Quelque 1600 personnes ont assisté à la messe à l’intérieur de la basilique, dont le Premier ministre fédéral, Justin Trudeau, le Premier ministre québécois, François Legault, ainsi que nombre de représentants des peuples autochtones.
Il convient de noter qu’un important dispositif, comprenant notamment des tireurs d’élite, des policiers à moto et à cheval, a été déployé par la Sûreté du Québec aux abords de la basilique pour assurer la sécurité.
Lors de la célébration de la messe, le souverain pontife, qui a prononcé quelques mots en français, a demandé « à Dieu de pardonner nos péchés ».

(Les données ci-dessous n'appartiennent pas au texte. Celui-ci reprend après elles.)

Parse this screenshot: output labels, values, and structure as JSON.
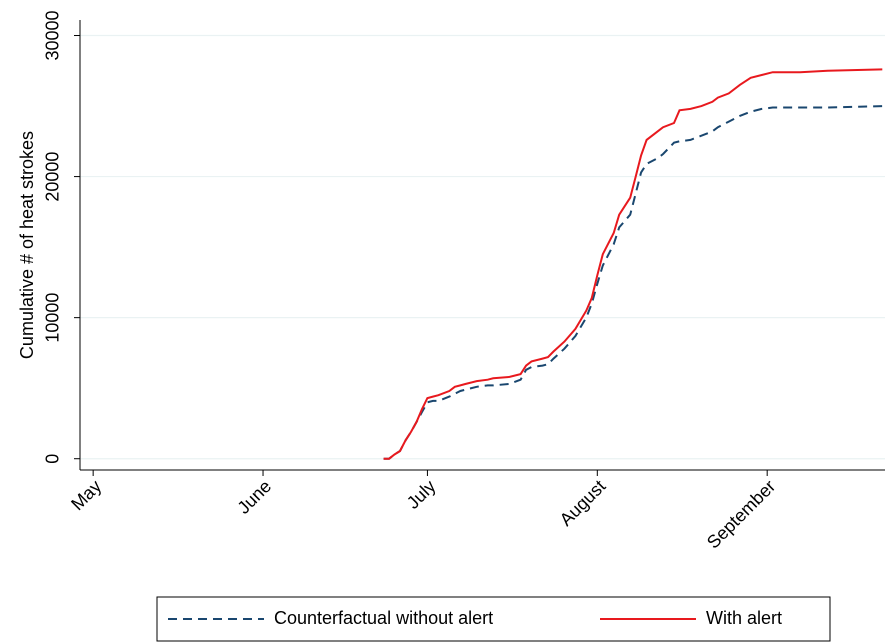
{
  "chart_data": {
    "type": "line",
    "y_label": "Cumulative # of heat strokes",
    "x": [
      53,
      54,
      55,
      56,
      57,
      58,
      59,
      60,
      61,
      62,
      63,
      65,
      66,
      67,
      68,
      70,
      72,
      73,
      76,
      78,
      79,
      80,
      82,
      83,
      84,
      86,
      88,
      90,
      91,
      92,
      93,
      95,
      96,
      98,
      99,
      100,
      101,
      103,
      104,
      106,
      107,
      109,
      111,
      113,
      114,
      116,
      118,
      120,
      122,
      124,
      129,
      134,
      144
    ],
    "xlim": [
      -2.4,
      144.5
    ],
    "xticks": [
      {
        "value": 0,
        "label": "May"
      },
      {
        "value": 31,
        "label": "June"
      },
      {
        "value": 61,
        "label": "July"
      },
      {
        "value": 92,
        "label": "August"
      },
      {
        "value": 123,
        "label": "September"
      }
    ],
    "ylim": [
      -800,
      31100
    ],
    "yticks": [
      0,
      10000,
      20000,
      30000
    ],
    "grid": true,
    "legend": "bottom",
    "series": [
      {
        "name": "Counterfactual without alert",
        "color": "#1a476f",
        "dash": true,
        "values": [
          0,
          0,
          300,
          550,
          1300,
          1900,
          2600,
          3300,
          4000,
          4100,
          4100,
          4400,
          4600,
          4800,
          4900,
          5100,
          5200,
          5200,
          5300,
          5600,
          6300,
          6500,
          6600,
          6700,
          7100,
          7800,
          8700,
          10000,
          11000,
          12400,
          13700,
          15200,
          16400,
          17300,
          18800,
          20300,
          20900,
          21300,
          21600,
          22400,
          22500,
          22600,
          22900,
          23200,
          23500,
          23900,
          24300,
          24600,
          24800,
          24900,
          24900,
          24900,
          25000
        ]
      },
      {
        "name": "With alert",
        "color": "#e8191e",
        "dash": false,
        "values": [
          0,
          0,
          300,
          550,
          1300,
          1900,
          2600,
          3500,
          4300,
          4400,
          4500,
          4800,
          5100,
          5200,
          5300,
          5500,
          5600,
          5700,
          5800,
          6000,
          6600,
          6900,
          7100,
          7200,
          7600,
          8300,
          9200,
          10500,
          11400,
          13000,
          14500,
          16000,
          17300,
          18500,
          20000,
          21500,
          22600,
          23200,
          23500,
          23800,
          24700,
          24800,
          25000,
          25300,
          25600,
          25900,
          26500,
          27000,
          27200,
          27400,
          27400,
          27500,
          27600
        ]
      }
    ]
  }
}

« Il faut suivre le chemin qui mène de l'échec à l'espérance, tout en évitant la fuite concernant les torts causés dans le passé », a-t-il ajouté.
Le pape François a relevé que : « Nous aussi, face aux scandales du mal et au corps du Christ blessé dans la chair de nos frères autochtones, nous sommes plongés dans l'amertume et nous ressentons le poids de l'échec, de la chute ».
Le pape a, par ailleurs, réitéré son appel lancé pour la réconciliation entre les peuples autochtones et l’Eglise.
« Rompons ensemble, avec foi, le pain eucharistique afin qu'autour de cette table, nous puissions nous redécouvrir, appelés à être tous frères », a-t-il lancé.
Peu avant le début de la messe, des Autochtones qui s’étaient rassemblés devant la basilique, protestaient en appelant l’Eglise à rejeter la « doctrine de la découverte ».
La « doctrine de la découverte » est basée sur un édit de l’Eglise catholique datant du XVe siècle qui justifiait la colonisation, en niant la présence des Autochtones avant l’arrivée des communautés religieuses en « Nouvelle-France ».